Overview

Overview

Overview (of the Overview)

This pages attempts to provide a birds-eye view of what Monolith is and what it does. Things will start with a very high-level description, then immediately build up to this starting from the lowest-level principles covered within the scope of monolith.

The Tippy Top

Monolith is the name of software that I (Paul) use top create computer generated sound and music.

Monolith is a live-coding environment for sound, that typically is spawned inside of the Emacs text editor. In this setup, I write code (a dialect of Scheme), and this is sent to Monolith to tell it to create sound.

In addition to code, I also use a number of interfaces with my setup. Most notably the monome grid and arc, and sometimes the griffin powermate USB, which I refer to as the 'griffin'. These are tightly integrated with Monolith, and an important aspect of Monolith's design.

In some words: music, computers, real-time, live-coding, interfaces.

The Bottom of the Monolith: Soundpipe

The bottom layer of Monolith is a library called Soundpipe.

Right before it reaches your speaker and comes out as sound waves, sound is a bunch of discrete numbers. These numbers produced using something known as digital signal processing, or DSP.

The majority of DSP is handled with Soundpipe, a library written in portable C code.

Because it's written in C, it's very hard to be creative in Soundpipe. For every musical thought, several of lines of C code need to be written. This takes time to do, too much time.

To fix this, a few constructs will be written on top of Soundpipe. Historically, this was a language called Sporth. Spiritually, Sporth lives on in two components: Patchwerk and Runt.

Making structures with Patchwerk

patchwerk is another C library used on top of Soundpipe. It solves one problem: how to connect self-contained DSP algorithms (like the ones seen in Soundpipe).

Patchwerk constructs what electronic musicians would call a patch, and computer scientists would call a directed audio graph. A patch is made up of small building blocks of sound called nodes, and nodes talk to one another using virtual cables. There's a bit more, but that's the gist.

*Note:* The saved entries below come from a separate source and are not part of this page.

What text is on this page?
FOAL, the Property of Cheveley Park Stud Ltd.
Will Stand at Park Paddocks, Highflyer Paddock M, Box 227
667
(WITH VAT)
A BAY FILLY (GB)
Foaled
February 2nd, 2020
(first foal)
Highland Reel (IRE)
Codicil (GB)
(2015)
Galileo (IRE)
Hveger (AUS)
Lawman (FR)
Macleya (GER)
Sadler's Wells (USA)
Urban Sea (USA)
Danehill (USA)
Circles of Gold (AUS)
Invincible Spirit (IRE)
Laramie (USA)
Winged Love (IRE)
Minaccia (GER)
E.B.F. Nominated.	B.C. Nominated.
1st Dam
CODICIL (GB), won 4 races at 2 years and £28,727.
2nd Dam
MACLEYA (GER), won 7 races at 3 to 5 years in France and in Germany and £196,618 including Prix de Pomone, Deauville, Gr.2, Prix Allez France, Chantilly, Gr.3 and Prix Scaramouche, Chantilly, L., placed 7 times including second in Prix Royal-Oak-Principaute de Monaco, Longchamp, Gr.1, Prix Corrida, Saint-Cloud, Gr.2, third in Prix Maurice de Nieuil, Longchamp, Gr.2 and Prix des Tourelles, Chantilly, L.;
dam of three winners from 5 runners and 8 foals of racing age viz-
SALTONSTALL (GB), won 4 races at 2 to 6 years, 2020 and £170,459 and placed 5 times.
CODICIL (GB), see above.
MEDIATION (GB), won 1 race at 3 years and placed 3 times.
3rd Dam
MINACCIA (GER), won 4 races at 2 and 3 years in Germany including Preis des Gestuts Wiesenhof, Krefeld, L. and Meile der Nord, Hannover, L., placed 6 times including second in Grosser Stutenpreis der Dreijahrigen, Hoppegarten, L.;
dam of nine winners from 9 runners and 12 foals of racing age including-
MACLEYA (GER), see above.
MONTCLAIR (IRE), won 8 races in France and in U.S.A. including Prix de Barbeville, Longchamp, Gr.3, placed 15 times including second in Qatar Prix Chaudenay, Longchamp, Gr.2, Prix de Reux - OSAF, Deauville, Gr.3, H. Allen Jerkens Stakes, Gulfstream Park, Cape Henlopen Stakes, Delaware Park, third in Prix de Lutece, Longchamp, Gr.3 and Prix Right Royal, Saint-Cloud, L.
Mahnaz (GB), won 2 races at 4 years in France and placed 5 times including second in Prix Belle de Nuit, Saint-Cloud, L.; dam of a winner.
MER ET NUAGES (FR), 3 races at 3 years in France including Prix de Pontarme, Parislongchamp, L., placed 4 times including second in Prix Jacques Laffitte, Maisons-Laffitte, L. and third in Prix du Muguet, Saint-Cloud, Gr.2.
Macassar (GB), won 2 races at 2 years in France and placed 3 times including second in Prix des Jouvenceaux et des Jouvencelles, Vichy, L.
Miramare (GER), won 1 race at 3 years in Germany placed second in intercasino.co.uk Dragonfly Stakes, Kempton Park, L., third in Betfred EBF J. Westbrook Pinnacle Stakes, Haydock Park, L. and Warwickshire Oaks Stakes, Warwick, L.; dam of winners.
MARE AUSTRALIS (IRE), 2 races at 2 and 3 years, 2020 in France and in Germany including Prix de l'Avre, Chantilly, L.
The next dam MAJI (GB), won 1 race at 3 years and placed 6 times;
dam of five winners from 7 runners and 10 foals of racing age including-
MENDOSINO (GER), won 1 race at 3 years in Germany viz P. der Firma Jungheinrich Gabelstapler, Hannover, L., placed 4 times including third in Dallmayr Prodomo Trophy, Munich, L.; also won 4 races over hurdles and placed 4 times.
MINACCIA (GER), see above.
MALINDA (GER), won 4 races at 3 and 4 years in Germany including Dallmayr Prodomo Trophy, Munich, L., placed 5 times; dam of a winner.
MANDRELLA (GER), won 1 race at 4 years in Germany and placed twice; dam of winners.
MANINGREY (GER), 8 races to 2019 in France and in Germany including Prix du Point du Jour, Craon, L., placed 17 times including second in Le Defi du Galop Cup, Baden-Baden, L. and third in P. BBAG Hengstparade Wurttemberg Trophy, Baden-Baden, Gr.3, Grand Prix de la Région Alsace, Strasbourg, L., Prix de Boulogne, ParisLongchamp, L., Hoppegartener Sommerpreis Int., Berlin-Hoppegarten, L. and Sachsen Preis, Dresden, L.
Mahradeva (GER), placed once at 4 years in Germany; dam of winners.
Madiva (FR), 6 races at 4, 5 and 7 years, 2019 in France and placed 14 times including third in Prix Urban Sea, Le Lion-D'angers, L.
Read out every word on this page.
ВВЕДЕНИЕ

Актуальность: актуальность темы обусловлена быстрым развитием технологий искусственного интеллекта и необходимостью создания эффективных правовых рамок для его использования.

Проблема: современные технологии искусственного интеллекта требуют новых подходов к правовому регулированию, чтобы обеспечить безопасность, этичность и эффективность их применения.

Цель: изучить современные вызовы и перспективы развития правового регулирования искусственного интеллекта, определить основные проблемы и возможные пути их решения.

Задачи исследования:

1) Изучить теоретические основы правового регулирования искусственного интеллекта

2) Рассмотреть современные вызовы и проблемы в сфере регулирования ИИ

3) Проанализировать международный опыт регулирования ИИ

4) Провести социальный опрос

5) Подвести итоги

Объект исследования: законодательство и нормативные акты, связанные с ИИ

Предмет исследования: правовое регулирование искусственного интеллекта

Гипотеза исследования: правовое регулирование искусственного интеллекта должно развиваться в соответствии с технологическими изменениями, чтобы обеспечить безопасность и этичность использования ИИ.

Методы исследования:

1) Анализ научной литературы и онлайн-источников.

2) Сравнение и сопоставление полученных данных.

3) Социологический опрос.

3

Patchwerk gives Soundpipe a generalized way to talk to itself, and with other DSP code converted to patchwerk. Every Soundpipe DSP module gets wrapped up in a Patchwerk node. It's very useful, but it's still very tedious to write Patchwerk C code by hand. Sometimes, it's even more tedious!

Luckily, things in Patchwerk are tedious and predictable. It is trivial (and encouraged!) to build things on top of Patchwerk to make things a bit more manageable.

The next layer immediately following Patchwerk is Runt.

Higher-level control with Runt

runt is a funny little stack-based language written in C. It is designed to be very portable, every easy to embed, and very easy to extend.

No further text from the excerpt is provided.